Krzysztof Belczyński/Flickr

Por Íñigo Val Eguren, @iValEguren

Tiempo de elecciones, tiempo de encuestas; afirmaciones pedestres, información contrastada. Un vistazo a mis amigos virtuales y materiales me indica que Berlín es un destino frecuente. Lo que no es tan habitual es que los datos confirmen mis impresiones. Según visitberlin.de dos millones de nuestros compatriotas visitaron la capital germana en 2014, escenario, estos días, de El puente de los espías, la última película de Steven Spielberg.  En uno de los carteles promocionales, junto a una gran cabeza de Tom Hanks puede verse el puente que da título a esta buena -pero no excelente- película y que sobre el río Havel "unía" las dos Alemanias.

De hecho, en el cartel, sobre la estructura del puente están el compás, el martillo y el anillo de espigas de centeno del emblema de la República Democrática Alemana (RDA), poderoso reclamo para los aficionados a las historias de espías. En la orilla germano-oriental, aunque geográficamente situada al oeste, se encuentra Potsdam (tengan cuidado con la situación traicionera de la letra t al buscar en Google), una ciudad digna de ser visitada incluso si sólo se piensa pasar tres o cuatro días en Berlín. ¿Es insensato recomendar a unos amigos extranjeros que vengan a pasar un fin de semana largo a Madrid que reserven una jornada para ir a Toledo? La ventaja de Potsdam (de menor categoría que la ciudad del Tajo) es que está mucho más cerca de la gran capital (35 kilómetros por autovía -por los 89 de Madrid a Toledo-) y se puede llegar a ella a través de los trenes de cercanías o del metro berlinés (un viaje de entre 25 y 40 minutos según qué tren se elija).

Potsdam es una localidad de tamaño medio (cerca de 165.000 habitantes), capital del Estado Federal de Brandeburgo. Esos son los datos y las coordenadas. Si el futuro visitante reserva uno de sus días berlineses y decide acercarse a Potsdam, le recomiendo que vaya en tren.

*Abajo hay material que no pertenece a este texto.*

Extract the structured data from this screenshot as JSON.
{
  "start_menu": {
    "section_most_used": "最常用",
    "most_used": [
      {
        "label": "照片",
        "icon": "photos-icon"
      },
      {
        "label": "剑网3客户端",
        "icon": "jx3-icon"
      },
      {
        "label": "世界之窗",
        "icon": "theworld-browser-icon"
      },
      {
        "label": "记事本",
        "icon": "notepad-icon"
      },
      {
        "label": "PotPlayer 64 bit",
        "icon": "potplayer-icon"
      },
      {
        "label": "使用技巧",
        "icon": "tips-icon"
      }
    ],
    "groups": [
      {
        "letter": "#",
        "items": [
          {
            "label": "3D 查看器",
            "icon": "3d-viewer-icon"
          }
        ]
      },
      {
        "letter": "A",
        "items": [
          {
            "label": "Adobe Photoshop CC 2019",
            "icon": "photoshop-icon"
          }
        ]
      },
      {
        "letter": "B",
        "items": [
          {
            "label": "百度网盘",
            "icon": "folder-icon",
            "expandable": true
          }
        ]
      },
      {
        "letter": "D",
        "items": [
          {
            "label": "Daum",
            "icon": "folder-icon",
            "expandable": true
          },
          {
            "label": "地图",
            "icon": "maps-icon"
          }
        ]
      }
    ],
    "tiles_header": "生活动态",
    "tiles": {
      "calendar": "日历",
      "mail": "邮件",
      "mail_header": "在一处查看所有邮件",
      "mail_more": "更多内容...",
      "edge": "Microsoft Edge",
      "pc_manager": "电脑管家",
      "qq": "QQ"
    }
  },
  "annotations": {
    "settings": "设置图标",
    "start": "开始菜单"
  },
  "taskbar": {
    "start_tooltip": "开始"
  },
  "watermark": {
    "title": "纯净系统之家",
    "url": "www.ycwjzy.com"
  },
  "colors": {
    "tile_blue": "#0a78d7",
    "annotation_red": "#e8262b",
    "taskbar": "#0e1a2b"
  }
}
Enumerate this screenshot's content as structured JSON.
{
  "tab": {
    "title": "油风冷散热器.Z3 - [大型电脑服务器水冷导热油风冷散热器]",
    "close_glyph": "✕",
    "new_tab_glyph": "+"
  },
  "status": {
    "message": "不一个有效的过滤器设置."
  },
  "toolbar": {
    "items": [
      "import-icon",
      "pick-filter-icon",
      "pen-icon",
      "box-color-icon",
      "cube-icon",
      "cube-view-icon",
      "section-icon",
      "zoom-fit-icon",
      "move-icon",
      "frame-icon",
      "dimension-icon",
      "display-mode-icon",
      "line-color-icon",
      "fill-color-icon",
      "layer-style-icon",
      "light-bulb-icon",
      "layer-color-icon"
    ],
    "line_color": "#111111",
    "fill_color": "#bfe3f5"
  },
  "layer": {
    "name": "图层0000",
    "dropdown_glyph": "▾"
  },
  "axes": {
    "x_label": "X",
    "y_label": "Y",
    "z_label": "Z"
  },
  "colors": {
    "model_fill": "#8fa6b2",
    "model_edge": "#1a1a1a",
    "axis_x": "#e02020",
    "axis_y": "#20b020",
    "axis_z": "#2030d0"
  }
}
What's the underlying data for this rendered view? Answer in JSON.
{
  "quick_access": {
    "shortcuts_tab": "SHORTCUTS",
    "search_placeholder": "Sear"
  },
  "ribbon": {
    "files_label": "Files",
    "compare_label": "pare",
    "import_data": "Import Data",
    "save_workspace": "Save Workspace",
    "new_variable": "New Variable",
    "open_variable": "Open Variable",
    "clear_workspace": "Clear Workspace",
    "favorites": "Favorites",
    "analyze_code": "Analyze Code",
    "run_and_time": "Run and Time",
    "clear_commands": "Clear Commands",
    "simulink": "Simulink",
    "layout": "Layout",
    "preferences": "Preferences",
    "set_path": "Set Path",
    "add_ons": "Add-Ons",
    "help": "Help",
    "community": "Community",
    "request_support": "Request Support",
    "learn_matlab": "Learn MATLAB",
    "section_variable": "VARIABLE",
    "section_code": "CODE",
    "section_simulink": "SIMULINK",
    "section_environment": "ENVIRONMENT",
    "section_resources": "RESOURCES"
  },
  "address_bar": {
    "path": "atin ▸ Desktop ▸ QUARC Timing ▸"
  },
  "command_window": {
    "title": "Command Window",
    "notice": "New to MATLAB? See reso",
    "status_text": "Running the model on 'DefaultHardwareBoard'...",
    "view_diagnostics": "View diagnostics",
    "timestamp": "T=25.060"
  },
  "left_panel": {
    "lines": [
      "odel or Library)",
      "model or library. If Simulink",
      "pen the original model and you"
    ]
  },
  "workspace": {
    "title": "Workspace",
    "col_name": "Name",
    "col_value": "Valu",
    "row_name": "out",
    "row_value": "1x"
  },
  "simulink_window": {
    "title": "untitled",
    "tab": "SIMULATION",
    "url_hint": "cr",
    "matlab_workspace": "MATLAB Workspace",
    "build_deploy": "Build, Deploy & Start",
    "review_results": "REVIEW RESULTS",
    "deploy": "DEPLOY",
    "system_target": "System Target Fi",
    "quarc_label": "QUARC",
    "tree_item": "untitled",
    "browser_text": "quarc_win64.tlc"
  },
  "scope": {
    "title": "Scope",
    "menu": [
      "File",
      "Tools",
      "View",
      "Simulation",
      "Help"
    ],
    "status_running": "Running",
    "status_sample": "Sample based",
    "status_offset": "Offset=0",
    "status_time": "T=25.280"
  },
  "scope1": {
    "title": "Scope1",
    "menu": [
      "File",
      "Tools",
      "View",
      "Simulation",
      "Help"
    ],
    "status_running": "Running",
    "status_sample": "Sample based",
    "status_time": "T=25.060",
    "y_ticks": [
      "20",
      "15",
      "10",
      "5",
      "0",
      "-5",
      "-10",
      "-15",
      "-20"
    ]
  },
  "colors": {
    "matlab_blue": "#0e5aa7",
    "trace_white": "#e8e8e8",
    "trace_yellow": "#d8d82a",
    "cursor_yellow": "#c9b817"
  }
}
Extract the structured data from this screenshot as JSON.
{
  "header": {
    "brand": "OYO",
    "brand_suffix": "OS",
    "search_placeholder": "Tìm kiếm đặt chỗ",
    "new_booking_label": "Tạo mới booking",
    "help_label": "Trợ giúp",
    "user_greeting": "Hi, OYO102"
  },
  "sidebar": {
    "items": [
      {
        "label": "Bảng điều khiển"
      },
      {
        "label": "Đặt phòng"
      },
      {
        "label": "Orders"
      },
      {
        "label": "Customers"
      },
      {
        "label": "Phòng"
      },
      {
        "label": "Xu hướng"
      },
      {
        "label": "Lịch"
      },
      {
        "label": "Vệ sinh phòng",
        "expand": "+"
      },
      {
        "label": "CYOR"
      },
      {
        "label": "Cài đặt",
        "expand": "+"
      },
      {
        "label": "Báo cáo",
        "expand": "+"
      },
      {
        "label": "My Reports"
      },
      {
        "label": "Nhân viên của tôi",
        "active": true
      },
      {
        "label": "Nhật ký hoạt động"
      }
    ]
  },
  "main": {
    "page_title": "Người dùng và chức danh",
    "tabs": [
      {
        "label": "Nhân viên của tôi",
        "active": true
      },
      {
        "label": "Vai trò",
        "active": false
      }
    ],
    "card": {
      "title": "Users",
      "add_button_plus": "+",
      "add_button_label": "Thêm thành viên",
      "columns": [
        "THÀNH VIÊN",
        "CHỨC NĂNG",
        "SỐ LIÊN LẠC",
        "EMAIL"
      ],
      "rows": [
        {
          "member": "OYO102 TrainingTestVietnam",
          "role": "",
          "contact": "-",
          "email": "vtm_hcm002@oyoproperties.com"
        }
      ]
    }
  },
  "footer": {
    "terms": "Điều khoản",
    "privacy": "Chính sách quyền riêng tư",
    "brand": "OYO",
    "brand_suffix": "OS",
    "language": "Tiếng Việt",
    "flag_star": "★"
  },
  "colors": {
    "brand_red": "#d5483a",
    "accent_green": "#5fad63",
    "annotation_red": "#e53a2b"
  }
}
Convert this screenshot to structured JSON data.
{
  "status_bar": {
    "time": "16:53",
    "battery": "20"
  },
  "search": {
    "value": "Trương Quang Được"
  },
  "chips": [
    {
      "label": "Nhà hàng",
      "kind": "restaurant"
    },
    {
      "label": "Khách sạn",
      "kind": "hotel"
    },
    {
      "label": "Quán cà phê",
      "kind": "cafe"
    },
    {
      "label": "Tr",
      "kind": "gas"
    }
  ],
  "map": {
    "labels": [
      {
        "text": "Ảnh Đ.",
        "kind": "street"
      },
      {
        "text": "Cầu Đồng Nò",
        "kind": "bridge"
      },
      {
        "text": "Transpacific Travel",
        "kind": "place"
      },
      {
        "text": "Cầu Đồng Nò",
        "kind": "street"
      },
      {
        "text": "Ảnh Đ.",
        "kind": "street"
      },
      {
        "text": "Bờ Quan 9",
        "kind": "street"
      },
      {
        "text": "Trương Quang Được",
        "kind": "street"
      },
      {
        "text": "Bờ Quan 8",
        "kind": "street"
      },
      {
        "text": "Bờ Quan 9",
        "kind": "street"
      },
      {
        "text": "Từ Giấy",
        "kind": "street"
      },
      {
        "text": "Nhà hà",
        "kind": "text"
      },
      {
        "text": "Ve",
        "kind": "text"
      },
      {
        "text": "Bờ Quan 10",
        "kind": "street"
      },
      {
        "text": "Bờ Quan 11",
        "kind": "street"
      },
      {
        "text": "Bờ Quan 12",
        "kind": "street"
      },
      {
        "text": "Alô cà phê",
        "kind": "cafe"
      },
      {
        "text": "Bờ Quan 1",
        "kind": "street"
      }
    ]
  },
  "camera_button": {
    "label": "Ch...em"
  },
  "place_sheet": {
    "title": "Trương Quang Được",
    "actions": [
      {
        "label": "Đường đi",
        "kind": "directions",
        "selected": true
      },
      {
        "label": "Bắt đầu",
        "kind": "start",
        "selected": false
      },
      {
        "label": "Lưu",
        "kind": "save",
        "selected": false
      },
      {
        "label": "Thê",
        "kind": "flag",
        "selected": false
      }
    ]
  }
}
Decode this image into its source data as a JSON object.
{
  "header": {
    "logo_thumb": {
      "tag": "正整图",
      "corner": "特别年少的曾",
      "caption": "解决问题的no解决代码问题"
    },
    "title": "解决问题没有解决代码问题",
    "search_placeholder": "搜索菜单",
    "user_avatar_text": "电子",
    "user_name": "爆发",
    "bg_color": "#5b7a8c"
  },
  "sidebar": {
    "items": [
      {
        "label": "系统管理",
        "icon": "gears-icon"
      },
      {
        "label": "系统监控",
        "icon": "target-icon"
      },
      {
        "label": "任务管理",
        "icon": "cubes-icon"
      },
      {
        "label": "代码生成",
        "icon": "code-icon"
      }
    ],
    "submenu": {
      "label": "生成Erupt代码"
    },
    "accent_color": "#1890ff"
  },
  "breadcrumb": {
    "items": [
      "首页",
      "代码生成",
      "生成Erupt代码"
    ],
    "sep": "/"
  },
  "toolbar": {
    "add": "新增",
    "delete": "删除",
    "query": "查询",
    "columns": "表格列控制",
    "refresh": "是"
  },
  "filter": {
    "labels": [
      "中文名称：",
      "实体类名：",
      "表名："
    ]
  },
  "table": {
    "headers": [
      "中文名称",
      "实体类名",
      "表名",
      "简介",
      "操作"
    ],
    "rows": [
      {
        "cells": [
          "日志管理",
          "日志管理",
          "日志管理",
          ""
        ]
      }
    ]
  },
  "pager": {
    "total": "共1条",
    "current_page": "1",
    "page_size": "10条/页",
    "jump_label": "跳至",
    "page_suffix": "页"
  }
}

Dejada atrás la moderna estación de destino, dos aromas salen al paso: uno natural (bosques y lagos) y otro histórico-artístico. En general, los monarcas europeos han sabido bien dónde situar sus residencias reales. Federico II el Grande, a quien no le emocionaba su palacio berlinés, pasó largas temporadas en el Palacio de Sanssouci (declarado Patrimonio de la Humanidad y joya de la corona de la ciudad brandeburguesa). Han pasado por allí, por tanto, porciones de la historia de Prusia, del Imperio alemán, de la Segunda Guerra Mundial, de la Guerra Fría e incluso del cine germano (en Babelsberg, que fue sede de los estudios UFA y donde en la actualidad sigue habiendo actividad audiovisual).

Alemania mira al este y al oeste y en esta Potsdam bifronte, la del puente Glienicke -el de los espías spielberguianos-, se advierte tanto la huella occidental (por supuesto Francia – muchos de sus hugonotes encontraron refugio en Prusia- o los Países Bajos -se puede pasear por el "barrio holandés", de pequeñas casas de ladrillo idénticas a las neerlandesas-), como el sabor de la Europa eslava, que puede apreciarse en la colonia Alexandrowka. Además de Sanssouci (escenario de las veladas del déspota ilustrado, corresponsal de Voltaire), la lista de lugares interesantes es extensa: Cecilienhof (donde Truman, Churchill-Atlee y Stalin decidieron el futuro de la Alemania vencida), el Palacio Nuevo, la Orangerie, etc. Lugar encantador, y he ahí la paradoja del siglo XX: el mal que germina en una tierra agraciada. El paseo por los caminos y las calles de la Potsdam de hoy hacen difícil tener presente que allí echaron raíces los dos sistemas más criminales de la historia y que en nuestro puente sobre el Havel había un pequeño paso en el Telón. Aparte de los elementos de ficción y del dopaje histórico –marca de la casa de la DDR y sus países hermanos-, parece ser que el intercambio de espías fue real. No sé el volumen exacto del canje de agentes. Fuera el que fuera, el puente y otros lugares parecidos son pura droga para las mentes adictas a la literatura -buena y mala- de espionaje. En la orilla de Berlín, la libertad; en la Potsdamer, la tiranía.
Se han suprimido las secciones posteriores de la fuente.